So-called geoengineering ideas -- large-scale projects to change the Earth's climate -- have included erecting giant mirrors in space to reflect solar radiation, injecting aerosols of sulfate into the stratosphere making a global sunshade, and much more. Past modeling of the sulfate idea looked at how the stratospheric aerosols might affect Earth's climate and chemistry. The Carnegie researchers started out differently by asking how, if people decided what kind of climate they want, they would go about determining the aerosol distribution pattern that would come closest to achieving their climate goals. This new approach is the first attempt to determine the optimal way of achieving defined climate goals.
The research is published in the September 16, 2010, issue of the Environmental Research Letters.

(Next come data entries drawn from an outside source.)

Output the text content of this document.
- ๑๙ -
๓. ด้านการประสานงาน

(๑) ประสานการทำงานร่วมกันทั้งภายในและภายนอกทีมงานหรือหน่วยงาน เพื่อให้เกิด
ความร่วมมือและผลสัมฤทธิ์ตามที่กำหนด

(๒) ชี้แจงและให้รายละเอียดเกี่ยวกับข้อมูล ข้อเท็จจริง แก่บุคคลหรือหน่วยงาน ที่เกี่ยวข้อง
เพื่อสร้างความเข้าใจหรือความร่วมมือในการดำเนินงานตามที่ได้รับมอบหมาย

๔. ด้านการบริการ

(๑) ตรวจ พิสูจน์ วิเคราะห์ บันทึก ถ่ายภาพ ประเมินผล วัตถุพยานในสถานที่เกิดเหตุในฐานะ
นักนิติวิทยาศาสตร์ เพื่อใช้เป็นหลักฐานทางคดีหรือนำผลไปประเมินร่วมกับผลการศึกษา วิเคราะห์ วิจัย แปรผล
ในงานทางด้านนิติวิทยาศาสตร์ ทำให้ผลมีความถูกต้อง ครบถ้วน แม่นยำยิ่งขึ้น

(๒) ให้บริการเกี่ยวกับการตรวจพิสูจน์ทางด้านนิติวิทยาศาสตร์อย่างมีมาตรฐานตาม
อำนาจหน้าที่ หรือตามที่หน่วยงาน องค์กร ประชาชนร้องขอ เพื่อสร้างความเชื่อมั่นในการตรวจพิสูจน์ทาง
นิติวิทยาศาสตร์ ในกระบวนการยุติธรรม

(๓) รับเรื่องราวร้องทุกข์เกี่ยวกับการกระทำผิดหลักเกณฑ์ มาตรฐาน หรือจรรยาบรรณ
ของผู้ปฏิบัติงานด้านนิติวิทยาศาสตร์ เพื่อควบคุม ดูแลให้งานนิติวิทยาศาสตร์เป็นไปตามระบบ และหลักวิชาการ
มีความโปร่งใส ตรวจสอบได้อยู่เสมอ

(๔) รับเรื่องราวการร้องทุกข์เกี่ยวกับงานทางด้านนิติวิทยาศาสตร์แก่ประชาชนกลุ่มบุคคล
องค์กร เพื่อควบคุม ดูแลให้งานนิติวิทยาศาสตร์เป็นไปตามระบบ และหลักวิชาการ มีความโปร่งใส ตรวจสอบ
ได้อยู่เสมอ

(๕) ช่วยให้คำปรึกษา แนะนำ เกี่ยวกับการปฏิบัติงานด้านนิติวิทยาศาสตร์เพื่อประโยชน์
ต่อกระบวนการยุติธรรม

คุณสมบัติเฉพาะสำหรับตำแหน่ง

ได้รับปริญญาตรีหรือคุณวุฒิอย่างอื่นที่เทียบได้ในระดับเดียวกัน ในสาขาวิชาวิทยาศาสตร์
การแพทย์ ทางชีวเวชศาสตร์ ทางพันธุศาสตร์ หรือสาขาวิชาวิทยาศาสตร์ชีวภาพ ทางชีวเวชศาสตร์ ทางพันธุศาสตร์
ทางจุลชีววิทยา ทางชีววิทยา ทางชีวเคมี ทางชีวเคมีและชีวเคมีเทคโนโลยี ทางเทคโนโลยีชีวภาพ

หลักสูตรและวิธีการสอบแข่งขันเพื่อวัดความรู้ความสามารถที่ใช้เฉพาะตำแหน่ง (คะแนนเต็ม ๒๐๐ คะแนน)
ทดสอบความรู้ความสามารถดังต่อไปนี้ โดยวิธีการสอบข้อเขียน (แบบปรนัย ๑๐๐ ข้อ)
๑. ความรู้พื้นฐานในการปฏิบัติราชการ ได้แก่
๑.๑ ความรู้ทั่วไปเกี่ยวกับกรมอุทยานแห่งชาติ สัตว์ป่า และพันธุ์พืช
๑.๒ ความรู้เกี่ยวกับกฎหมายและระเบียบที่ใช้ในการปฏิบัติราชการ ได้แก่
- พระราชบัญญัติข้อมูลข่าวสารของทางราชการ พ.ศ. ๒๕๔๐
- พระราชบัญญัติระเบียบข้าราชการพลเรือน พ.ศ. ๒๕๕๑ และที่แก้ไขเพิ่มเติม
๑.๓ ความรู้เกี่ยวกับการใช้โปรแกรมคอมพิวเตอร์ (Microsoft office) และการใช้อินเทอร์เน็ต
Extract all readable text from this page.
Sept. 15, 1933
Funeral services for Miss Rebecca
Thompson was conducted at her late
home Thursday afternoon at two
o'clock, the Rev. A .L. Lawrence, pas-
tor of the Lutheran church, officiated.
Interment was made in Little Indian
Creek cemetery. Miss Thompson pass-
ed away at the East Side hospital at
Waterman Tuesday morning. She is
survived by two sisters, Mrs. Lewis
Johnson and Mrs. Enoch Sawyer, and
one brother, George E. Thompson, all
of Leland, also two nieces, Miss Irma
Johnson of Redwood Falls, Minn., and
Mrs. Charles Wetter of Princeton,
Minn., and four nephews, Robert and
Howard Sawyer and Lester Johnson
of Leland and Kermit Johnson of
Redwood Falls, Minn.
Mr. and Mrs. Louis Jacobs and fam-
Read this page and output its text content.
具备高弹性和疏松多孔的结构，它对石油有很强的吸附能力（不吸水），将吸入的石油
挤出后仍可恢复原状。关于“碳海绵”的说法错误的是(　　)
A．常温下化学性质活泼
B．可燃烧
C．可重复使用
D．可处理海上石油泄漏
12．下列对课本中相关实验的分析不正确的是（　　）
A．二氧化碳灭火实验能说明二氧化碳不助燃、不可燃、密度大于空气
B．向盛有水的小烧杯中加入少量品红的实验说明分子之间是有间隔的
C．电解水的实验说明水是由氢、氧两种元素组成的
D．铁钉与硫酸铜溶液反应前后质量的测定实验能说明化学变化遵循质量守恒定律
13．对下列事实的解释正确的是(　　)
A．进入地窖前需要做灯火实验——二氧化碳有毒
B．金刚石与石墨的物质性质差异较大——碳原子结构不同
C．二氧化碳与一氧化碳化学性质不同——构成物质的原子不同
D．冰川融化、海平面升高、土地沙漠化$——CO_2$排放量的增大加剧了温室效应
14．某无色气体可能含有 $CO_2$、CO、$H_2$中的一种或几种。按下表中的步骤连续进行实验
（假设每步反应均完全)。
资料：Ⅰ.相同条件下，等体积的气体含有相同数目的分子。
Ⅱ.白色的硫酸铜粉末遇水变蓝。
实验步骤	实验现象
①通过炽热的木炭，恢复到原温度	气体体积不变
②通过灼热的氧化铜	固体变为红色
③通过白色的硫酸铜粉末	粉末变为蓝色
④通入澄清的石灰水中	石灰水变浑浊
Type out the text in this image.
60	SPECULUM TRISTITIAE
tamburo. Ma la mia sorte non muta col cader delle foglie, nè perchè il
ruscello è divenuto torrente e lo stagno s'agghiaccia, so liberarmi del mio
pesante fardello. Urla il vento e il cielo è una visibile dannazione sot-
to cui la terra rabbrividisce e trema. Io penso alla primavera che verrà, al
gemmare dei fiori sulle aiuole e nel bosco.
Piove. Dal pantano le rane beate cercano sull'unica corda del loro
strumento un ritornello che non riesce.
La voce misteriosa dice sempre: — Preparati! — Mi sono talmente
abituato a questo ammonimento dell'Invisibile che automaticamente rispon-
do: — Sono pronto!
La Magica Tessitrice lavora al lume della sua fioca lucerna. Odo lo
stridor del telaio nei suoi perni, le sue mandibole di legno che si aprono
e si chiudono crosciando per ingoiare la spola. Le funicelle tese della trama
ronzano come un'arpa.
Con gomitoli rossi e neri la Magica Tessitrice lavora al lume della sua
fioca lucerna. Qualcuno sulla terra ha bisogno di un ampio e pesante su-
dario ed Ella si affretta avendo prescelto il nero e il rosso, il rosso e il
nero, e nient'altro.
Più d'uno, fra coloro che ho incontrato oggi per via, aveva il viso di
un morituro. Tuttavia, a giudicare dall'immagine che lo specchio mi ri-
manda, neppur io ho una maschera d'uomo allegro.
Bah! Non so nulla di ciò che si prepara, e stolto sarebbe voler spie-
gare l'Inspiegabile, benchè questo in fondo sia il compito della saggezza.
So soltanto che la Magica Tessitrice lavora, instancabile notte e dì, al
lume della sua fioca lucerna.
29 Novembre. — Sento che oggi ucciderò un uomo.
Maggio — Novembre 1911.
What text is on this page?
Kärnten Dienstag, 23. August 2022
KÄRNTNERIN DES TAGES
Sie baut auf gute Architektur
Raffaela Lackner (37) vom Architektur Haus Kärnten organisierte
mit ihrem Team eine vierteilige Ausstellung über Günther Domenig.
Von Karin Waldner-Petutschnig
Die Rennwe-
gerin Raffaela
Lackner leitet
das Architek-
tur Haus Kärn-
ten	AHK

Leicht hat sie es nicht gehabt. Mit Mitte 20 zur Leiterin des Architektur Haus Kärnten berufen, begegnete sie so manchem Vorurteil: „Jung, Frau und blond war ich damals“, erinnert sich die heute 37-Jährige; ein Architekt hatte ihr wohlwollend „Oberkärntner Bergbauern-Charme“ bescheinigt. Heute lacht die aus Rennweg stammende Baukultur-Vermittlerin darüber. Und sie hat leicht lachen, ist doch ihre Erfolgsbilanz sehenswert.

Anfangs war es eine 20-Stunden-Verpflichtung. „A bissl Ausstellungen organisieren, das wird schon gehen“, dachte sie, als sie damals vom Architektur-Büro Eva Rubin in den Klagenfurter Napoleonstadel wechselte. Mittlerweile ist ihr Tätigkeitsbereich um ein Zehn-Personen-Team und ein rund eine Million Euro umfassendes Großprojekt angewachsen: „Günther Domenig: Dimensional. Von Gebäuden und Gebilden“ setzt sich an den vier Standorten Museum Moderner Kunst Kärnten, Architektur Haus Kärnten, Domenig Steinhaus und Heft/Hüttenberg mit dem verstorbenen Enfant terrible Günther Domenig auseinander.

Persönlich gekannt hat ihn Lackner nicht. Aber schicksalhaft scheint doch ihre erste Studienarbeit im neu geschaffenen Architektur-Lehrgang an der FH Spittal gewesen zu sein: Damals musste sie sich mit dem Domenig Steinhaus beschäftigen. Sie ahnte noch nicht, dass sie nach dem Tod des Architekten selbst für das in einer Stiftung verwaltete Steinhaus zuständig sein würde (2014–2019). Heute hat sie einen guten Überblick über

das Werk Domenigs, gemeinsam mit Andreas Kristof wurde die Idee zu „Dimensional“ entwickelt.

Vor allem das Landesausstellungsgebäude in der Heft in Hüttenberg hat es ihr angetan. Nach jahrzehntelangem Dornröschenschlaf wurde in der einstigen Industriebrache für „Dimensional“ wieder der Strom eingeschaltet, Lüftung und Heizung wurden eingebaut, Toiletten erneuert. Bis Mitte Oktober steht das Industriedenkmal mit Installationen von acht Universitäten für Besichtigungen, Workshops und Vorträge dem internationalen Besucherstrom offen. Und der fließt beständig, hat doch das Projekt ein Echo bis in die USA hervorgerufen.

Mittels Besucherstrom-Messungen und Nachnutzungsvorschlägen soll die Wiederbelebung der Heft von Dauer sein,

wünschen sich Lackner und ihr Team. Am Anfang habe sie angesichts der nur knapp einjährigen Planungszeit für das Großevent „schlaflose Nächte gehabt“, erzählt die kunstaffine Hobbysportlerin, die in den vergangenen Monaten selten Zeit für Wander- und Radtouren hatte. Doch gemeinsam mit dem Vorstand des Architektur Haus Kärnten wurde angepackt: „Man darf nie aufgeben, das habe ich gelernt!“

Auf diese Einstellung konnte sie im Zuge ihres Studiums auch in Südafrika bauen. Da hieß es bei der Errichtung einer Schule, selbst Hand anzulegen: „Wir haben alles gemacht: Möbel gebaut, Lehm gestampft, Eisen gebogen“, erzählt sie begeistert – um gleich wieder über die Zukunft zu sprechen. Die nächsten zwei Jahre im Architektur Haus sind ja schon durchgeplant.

"We know that sulfate can cool the Earth because we have observed global temperature decreases following volcanic eruptions," explained lead author George Ban-Weiss. "Past computer model simulations have shown that injecting sulfate uniformly into the stratosphere could reduce the surface temperature of the Earth, but the equator would be over cooled and the poles under cooled. You would also make the Earth drier, and decrease surface water runoff."
The Carnegie scientists ran five simulations using a global climate model with different sulfate aerosol concentrations depending on latitude. They then used the results from these simulations in an optimization model to determine what distribution of sulfates would come closest to achieving specified climate goals. They then tested these distributions in the global climate model to assess how well the climate goals were met.
They found that with more sulfate over the poles than in tropical regions, the temperature distribution was more like that of a low carbon dioxide climate. However, changes in the water cycle were most effectively diminished when the sulfates were distributed nearly uniformly.
They found that if the right amount of uniformly distributed aerosols were put into the stratosphere, the magnitude of the temperature change could be diminished by 90% and the change in runoff by two-thirds. Under another scenario with aerosol distributions varying latitudinally as a parabola, the magnitude of temperature change was reduced by 94%, but then runoff changes were only reduced in half.
"Changes in temperature and the hydrological cycle cannot be simultaneously minimized because the hydrological cycle is more sensitive to changes in solar radiation than are surface air temperatures," explained Ban-Weiss.
"Our optimization model worked well because the complex climate models indicate that much of the climate system operates as a very linear system. This is surprising when you hear all the talk of tipping points," remarked co author Ken Caldeira. He continued, "Of course, this is just one model and it does not include all processes that are important in reality. Our results are illustrative and do not provide a sound basis for making policy decisions."
The specific climate goals and metrics used were somewhat arbitrary. "The study was primarily aimed at developing a new methodology for looking at the climate problem," said Caldeira.
"It's important to stress that geoengineering options can never reverse all of the consequences of greenhouse gas emissions. For example, it doesn't reverse ocean acidification. And it obviously has associated risk. So geoengineering is not an alternative to greenhouse gas emissions reductions." said Ban-Weiss.